I Am Cars And This Is My Heart

The gentle hum of the car engine was a lullaby.  Everything burned of red; brake lights on fire.  Misplaced honks of angry drivers were futile.  But I was in my own little bubble.  My sight was hazy and I couldn't make out the last few words of the song on the radio.  A long car ride is like incarcerating yourself with your brain -- a rigorous interview session.

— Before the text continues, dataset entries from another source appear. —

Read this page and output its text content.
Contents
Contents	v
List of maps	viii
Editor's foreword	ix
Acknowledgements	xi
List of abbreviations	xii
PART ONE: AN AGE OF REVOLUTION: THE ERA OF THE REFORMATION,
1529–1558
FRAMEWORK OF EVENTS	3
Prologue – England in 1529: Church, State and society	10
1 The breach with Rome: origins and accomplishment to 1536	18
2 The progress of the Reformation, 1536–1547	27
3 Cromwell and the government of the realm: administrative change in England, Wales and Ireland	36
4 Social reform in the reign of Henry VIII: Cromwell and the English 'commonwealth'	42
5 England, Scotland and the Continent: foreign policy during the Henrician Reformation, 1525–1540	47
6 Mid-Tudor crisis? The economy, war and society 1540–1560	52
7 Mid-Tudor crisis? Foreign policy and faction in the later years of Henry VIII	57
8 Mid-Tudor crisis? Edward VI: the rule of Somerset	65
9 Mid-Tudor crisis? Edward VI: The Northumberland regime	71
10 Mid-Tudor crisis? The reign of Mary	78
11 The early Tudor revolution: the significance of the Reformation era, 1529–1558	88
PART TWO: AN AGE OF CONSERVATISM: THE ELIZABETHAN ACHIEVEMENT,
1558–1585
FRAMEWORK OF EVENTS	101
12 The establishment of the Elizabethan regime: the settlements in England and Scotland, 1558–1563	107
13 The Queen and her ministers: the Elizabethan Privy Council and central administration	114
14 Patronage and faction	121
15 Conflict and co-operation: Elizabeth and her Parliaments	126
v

All I am waiting for is the whisper that would set me up through a looking glass.  I am finding out how lost I am, and I don't think I've admitted it as much before.  I refuse to look for myself mainly because I am afraid of what I'm going to find (out).  I am stubborn, maybe.  But I'm definitely most afraid.  My mind is telling me things and I feel like everything is possible.  Everything is possible.  It's one of those moments when I don't appreciate the infiniteness of things.  The notion of limitless possibilities does not comfort me.  I can't rely on destiny and coincidences all the time but I feel like I've become dependent.  Wouldn't I want my life to turn back to the time before everything turned to stone?

The car suddenly moves and I am careened out of my thoughts, into reality.  But I plunge right into somewhere in between.  All I could see was the collision of sea and sky dotted by birds and boats and the occasional trash.  What I'm thinking is that although I know it stretches for miles and miles, it looks pretty finite to me.  Everything meets at the horizon.   It feels just like an optical illusion -- a joke.  But what I want is to see everything for what they truly are.  I hate that right now I'm dependent on greys and incoherence.  I want to see.

But my eyes are tired, and the heart can only look so far..

Comments

  1. cars, i'm pretty sure that someday, somehow, in your own due time, you will find your perfect spot under the sun.